Here is a simple example of a problematic definition of a function comupting a dot product:

julia> dot_bad(x, y) = sum(a * b for (a, b) in zip(x, y))
dot_bad (generic function with 1 method)

julia> dot_bad(1:3, 4:6)
32

julia> dot_bad(1:3, 4:7)
32

julia> dot_bad(1:4, 4:6)
32

Typically with such a function we would want it to error if it gets input iterators of unequal length.

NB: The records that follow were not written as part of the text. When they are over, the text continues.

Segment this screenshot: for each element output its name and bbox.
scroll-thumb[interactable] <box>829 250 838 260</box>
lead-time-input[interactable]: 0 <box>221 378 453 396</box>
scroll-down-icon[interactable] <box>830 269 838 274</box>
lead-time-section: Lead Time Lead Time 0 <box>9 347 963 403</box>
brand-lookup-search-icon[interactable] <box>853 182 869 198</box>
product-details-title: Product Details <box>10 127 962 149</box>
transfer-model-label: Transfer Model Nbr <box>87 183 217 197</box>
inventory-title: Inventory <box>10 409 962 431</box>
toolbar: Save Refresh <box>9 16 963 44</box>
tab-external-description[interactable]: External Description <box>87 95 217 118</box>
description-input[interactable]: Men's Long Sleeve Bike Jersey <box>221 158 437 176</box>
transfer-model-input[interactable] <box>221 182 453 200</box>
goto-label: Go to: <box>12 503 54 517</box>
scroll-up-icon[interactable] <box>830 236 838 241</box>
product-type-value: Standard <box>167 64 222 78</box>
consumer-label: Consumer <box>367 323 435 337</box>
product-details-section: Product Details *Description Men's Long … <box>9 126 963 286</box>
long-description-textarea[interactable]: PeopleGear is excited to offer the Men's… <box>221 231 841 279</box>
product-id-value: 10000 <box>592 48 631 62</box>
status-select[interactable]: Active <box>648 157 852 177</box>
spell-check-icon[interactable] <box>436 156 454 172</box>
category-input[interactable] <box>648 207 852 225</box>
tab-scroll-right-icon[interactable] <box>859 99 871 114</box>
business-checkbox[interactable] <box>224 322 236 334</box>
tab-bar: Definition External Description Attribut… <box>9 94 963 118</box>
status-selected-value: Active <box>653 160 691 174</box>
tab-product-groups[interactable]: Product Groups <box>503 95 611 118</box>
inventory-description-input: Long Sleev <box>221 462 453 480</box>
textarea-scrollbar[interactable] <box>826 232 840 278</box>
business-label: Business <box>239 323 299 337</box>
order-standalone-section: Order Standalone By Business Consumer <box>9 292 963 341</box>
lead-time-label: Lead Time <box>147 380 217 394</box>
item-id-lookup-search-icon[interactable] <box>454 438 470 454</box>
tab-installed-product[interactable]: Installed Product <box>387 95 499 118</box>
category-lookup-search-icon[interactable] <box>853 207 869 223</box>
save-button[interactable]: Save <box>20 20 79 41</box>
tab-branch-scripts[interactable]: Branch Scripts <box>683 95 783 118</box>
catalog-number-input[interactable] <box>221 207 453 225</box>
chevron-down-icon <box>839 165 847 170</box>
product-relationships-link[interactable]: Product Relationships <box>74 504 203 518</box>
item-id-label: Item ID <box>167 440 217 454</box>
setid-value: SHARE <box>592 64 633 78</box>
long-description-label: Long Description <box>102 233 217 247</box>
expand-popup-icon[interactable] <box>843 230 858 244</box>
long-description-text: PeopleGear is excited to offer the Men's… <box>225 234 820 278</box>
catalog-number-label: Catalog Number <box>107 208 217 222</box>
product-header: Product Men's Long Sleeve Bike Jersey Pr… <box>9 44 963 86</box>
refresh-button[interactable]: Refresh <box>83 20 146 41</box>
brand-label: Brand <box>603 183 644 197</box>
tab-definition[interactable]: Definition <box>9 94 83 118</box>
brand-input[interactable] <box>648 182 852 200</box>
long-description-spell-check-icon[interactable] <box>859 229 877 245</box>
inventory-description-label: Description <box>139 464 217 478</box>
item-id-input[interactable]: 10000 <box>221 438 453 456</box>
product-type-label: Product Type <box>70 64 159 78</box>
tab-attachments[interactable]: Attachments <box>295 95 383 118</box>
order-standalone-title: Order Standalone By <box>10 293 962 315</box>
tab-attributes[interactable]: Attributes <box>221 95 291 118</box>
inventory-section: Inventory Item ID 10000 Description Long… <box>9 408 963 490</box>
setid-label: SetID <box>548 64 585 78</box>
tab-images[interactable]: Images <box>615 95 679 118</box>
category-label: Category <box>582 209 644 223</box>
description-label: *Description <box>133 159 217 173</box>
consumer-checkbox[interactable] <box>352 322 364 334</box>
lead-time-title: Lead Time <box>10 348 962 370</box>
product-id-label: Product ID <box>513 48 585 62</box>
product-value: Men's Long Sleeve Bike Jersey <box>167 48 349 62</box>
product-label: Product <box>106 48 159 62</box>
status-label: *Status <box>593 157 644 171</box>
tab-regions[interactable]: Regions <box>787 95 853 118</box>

In practice, if it is required that the passed iterators must have equal length, they usually support the length function.
Therefore often fix of the definition that is similar to the following is enough:

julia> function dot_safer(x, y)
           @assert length(x) == length(y)
           return sum(a * b for (a, b) in zip(x, y))
       end
dot_safer (generic function with 1 method)

julia> dot_safer(1:3, 4:6)
32

julia> dot_safer(1:3, 4:7)
ERROR: AssertionError: length(x) == length(y)

julia> dot_safer(1:4, 4:6)
ERROR: AssertionError: length(x) == length(y)

Conclusions

In summary: if you use zip always ask yourself a question if you assume that the passed
iterators have the same length. If you do – make sure to check it in your code explicitly.